Releases: unslothai/unsloth
Llama 3.3 + Dynamic 4bit Quants
We provide dynamic 4bit quants which uses a bit more memory, but vastly improves accuracy for finetuning and inference. Unsloth will now default to these versions! See https://unsloth.ai/blog/dynamic-4bit for more details.
Llama 3.3 is out now! Read our blog: https://unsloth.ai/blog/llama3-3
- You can now fine-tune Llama 3.3 (70B) up to 90,000 context lengths with Unsloth, which is 13x longer than what Hugging Face + FA2 supports at 6,900 on a 80GB GPU.

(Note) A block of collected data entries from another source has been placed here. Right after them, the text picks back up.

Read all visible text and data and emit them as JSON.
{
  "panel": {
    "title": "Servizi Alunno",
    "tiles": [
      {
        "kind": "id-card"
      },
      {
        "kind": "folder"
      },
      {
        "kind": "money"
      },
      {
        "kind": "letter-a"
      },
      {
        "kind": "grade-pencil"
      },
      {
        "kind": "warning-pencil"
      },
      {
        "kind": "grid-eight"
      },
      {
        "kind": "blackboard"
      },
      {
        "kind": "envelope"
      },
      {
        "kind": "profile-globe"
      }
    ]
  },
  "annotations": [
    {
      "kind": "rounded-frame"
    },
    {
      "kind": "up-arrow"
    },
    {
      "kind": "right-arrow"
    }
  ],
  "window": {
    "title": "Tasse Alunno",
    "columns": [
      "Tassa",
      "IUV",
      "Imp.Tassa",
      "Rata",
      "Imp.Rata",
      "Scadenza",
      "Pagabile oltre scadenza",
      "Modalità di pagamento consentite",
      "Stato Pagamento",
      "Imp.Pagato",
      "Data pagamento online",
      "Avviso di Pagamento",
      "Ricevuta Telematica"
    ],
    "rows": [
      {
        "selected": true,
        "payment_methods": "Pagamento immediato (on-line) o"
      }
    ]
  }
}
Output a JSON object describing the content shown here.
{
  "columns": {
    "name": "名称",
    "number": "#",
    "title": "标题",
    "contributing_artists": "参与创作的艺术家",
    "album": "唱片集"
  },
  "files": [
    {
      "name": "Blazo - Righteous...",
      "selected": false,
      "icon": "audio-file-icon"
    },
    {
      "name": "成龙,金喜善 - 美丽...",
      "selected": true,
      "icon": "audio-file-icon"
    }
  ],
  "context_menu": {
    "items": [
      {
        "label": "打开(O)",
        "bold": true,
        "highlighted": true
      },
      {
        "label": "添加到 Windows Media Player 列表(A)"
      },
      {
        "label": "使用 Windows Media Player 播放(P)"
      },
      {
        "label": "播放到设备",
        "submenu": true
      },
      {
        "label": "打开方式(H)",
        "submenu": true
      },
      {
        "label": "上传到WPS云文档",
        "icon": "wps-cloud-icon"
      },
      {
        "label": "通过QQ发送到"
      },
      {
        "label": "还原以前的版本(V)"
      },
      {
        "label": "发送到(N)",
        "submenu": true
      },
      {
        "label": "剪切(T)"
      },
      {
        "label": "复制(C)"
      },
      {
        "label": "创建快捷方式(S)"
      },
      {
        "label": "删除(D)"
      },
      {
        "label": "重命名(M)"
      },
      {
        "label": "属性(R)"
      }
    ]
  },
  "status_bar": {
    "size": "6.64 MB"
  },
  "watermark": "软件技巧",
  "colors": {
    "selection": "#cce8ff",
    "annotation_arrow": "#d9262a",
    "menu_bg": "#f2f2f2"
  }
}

- For Llama 3.1 (8B), Unsloth can now do a whopping 342,000 context length, which exceeds the 128K context lengths Llama 3.1 natively supported. HF + FA2 can only do 28,000 on a 80GB GPU, so Unsloth supports 12x context lengths.

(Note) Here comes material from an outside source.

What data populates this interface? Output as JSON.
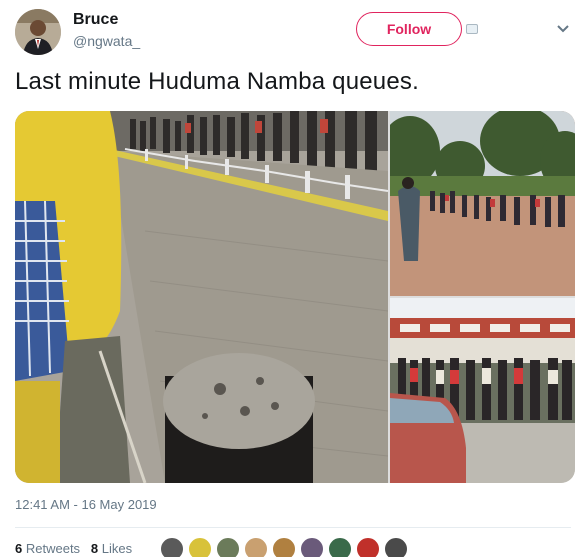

- 70B models can now fit on 41GB of VRAM - nearly 40GB!
All notebooks now use these dynamic quants:
- Llama 3.2 Vision finetuning - Radiography use case. Free Colab Kaggle Notebook
- Qwen 2 VL Vision finetuning - Maths OCR to LaTeX. Free Colab Kaggle Notebook
- Pixtral 12B Vision finetuning - General QA datasets. Free Colab
- Please run
pip install --upgrade --no-cache-dir unsloth unsloth_zoo
Experiments
Quantizing Qwen2-VL-2B Instruct down to 4 bits breaks the model entirely.
Qwen2-VL-2B-Instruct | Description | Size | Result |
---|---|---|---|
16bit | The image shows a train traveling on tracks. | 4.11GB | ✅ |
Default 4bit all layers | The image depicts a vibrant and colorful scene of a coastal area. | 1.36GB | ❌ |
Unsloth quant | The image shows a train traveling on tracks. | 1.81GB | ✅ |
Merging to 16bit now works as expected.
Fixed a major bug which caused merges to not function correctly for vision models.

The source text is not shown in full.